I was out walking Pooch and his small companion aptly named Fudge and while we were out there under the sun my mind was working…yip it works on occasion. What was I going to blog about, and then it struck me…It is has been something that I read a while ago regarding a very well known Author who says that he never started out to earn a living from writing.
Well all I can say to him is…congratulations…Come on, get real…every author out there including myself has high hopes of one day hitting that best sellers list…why else spend hours, days, weeks pouring your heart and soul out onto print, not to mention research, research and then going through the whole process of proof reading, editing, re-writing, submitting to publisher…waiting…and then smiling because the manuscript has been accepted.
For me, the wait once I have sent it off to my AWESOME Publisher is the worst. I like to compare it to a school kid submitting an assignment for year end and I end up like a cat on a hot tin roof. The relief once it has been accepted is a wonderful feeling.

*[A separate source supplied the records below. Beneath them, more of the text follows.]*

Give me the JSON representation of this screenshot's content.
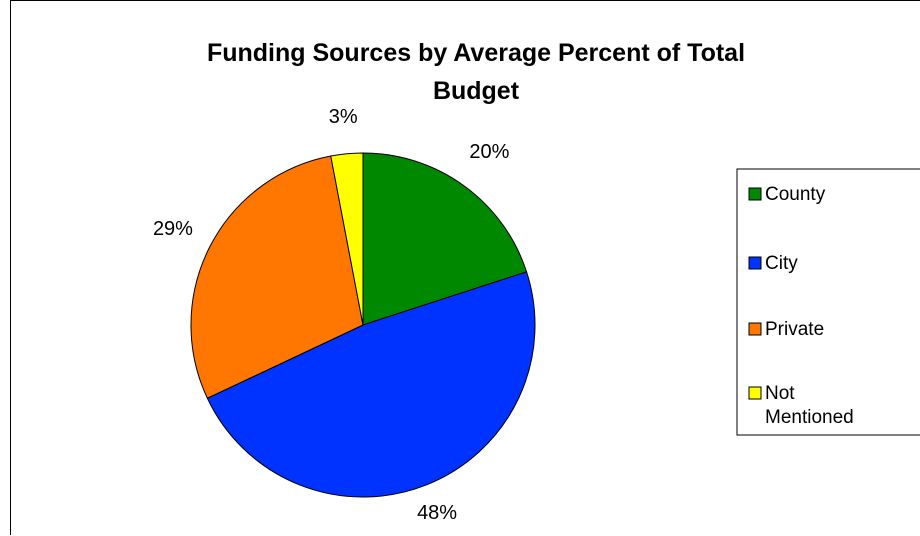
{
  "chart_data": {
    "type": "pie",
    "title_lines": [
      "Funding Sources by Average Percent of Total",
      "Budget"
    ],
    "slices": [
      {
        "name": "County",
        "value": 20,
        "label": "20%",
        "color": "#008800"
      },
      {
        "name": "City",
        "value": 48,
        "label": "48%",
        "color": "#0033ff"
      },
      {
        "name": "Private",
        "value": 29,
        "label": "29%",
        "color": "#ff7700"
      },
      {
        "name": "Not Mentioned",
        "value": 3,
        "label": "3%",
        "color": "#ffff00"
      }
    ],
    "legend": {
      "placement": "right",
      "entries": [
        {
          "lines": [
            "County"
          ]
        },
        {
          "lines": [
            "City"
          ]
        },
        {
          "lines": [
            "Private"
          ]
        },
        {
          "lines": [
            "Not",
            "Mentioned"
          ]
        }
      ]
    }
  }
}
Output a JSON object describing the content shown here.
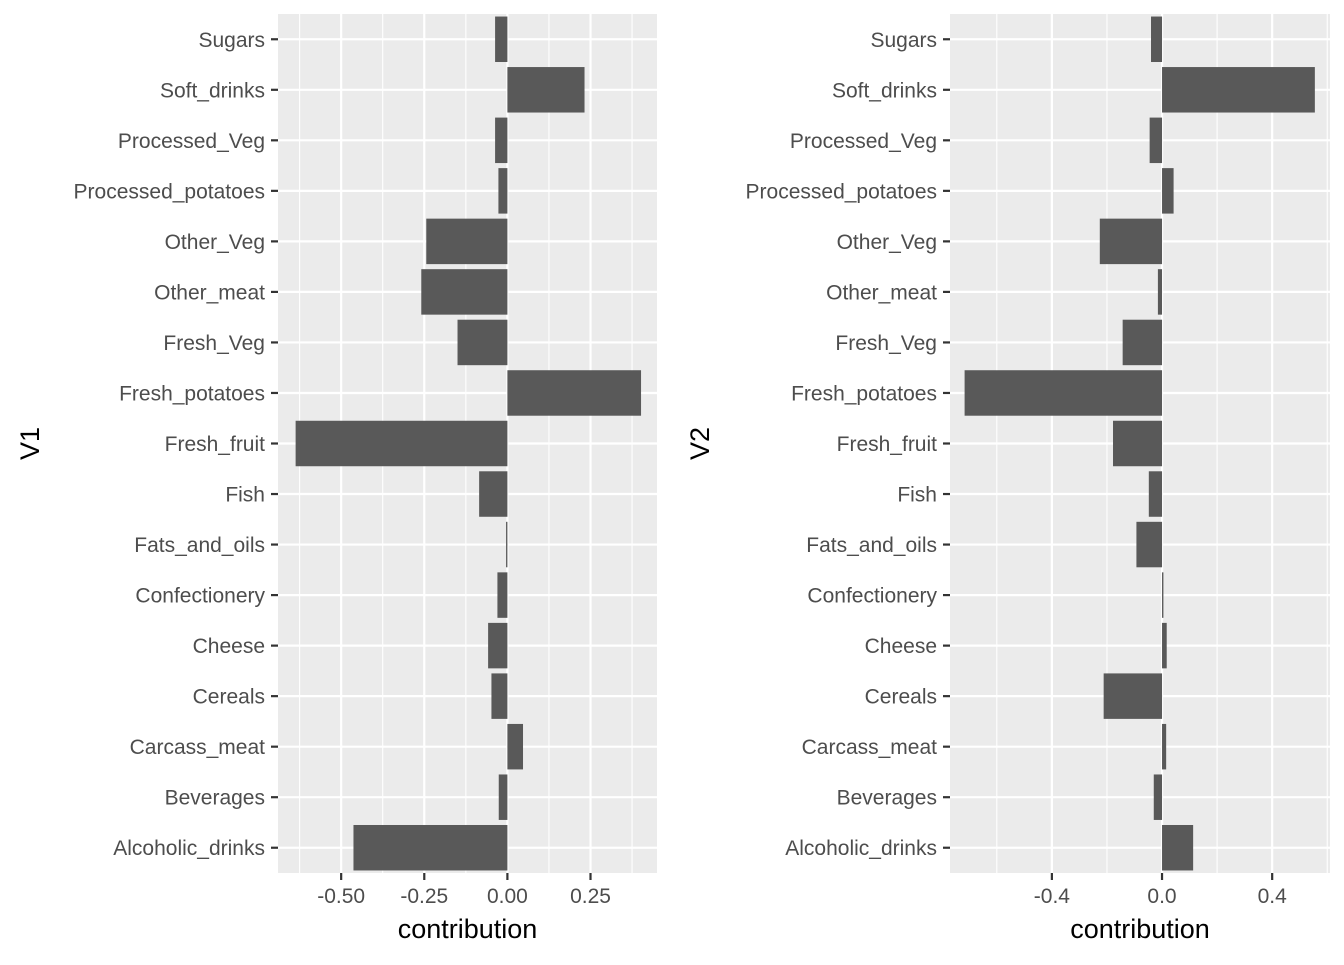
{
  "chart_data": [
    {
      "type": "bar",
      "orientation": "horizontal",
      "ylabel": "V1",
      "xlabel": "contribution",
      "categories": [
        "Alcoholic_drinks",
        "Beverages",
        "Carcass_meat",
        "Cereals",
        "Cheese",
        "Confectionery",
        "Fats_and_oils",
        "Fish",
        "Fresh_fruit",
        "Fresh_potatoes",
        "Fresh_Veg",
        "Other_meat",
        "Other_Veg",
        "Processed_potatoes",
        "Processed_Veg",
        "Soft_drinks",
        "Sugars"
      ],
      "values": [
        -0.463,
        -0.026,
        0.047,
        -0.048,
        -0.058,
        -0.03,
        -0.004,
        -0.085,
        -0.637,
        0.402,
        -0.15,
        -0.259,
        -0.244,
        -0.027,
        -0.037,
        0.232,
        -0.037
      ],
      "xlim": [
        -0.69,
        0.45
      ],
      "x_ticks": [
        -0.5,
        -0.25,
        0.0,
        0.25
      ],
      "x_tick_labels": [
        "-0.50",
        "-0.25",
        "0.00",
        "0.25"
      ],
      "grid": true,
      "bar_color": "#595959",
      "panel_color": "#ebebeb"
    },
    {
      "type": "bar",
      "orientation": "horizontal",
      "ylabel": "V2",
      "xlabel": "contribution",
      "categories": [
        "Alcoholic_drinks",
        "Beverages",
        "Carcass_meat",
        "Cereals",
        "Cheese",
        "Confectionery",
        "Fats_and_oils",
        "Fish",
        "Fresh_fruit",
        "Fresh_potatoes",
        "Fresh_Veg",
        "Other_meat",
        "Other_Veg",
        "Processed_potatoes",
        "Processed_Veg",
        "Soft_drinks",
        "Sugars"
      ],
      "values": [
        0.113,
        -0.03,
        0.015,
        -0.212,
        0.017,
        0.005,
        -0.093,
        -0.048,
        -0.178,
        -0.717,
        -0.143,
        -0.015,
        -0.226,
        0.042,
        -0.045,
        0.555,
        -0.04
      ],
      "xlim": [
        -0.77,
        0.61
      ],
      "x_ticks": [
        -0.4,
        0.0,
        0.4
      ],
      "x_tick_labels": [
        "-0.4",
        "0.0",
        "0.4"
      ],
      "grid": true,
      "bar_color": "#595959",
      "panel_color": "#ebebeb"
    }
  ]
}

Now, unlike the well known Author who claims that he never wrote for gain, but it came his way anyway…I have dreams of my writing capturing an audience of readers…I love to write, my characters talk to me, they take me to places that others dream about and pardon me, but I am reaching for the stars while my feet are on the ground…I would love to have a best seller and be recognized as an International Author.
So there you have it in black and white…writing to me is a career, but it is a career that I love and get a huge amount of joy and satisfaction from. I never in my wildest dreams ever thought of myself as a writer, but it is a blessing that I had without knowing it and the gate needed to be opened for me to realize it.
Well the gate has been opened…and the stories are just lining up to be told. There is no pressure when I write. I take one day at a time and allow the story and characters to lead me along the pathway until the journey is over, one word at a time, although I will admit that my typing sometimes can’t keep up with the voices in my head.
For example when my lovely wife Lucie challenged me to sit down and write Blood Moon over Africa, it was like a roller coaster ride for me, from start to finish…the story consumed me until it was over and I thought that was that, but not to be. One day later I started Blood Spoor in the Dark, and it has been a roller coaster ride for me ever since, and believe me, it has been one hell of a ride, and I have enjoyed and still do, every single minute of it.
Try one of my books, they have been born out of a passion that I did not know I had and just maybe one day I will reach the stars, but my feet will always remain firmly on the ground.
Take Care out there, and stay safe, you never know what is watching from the shadows.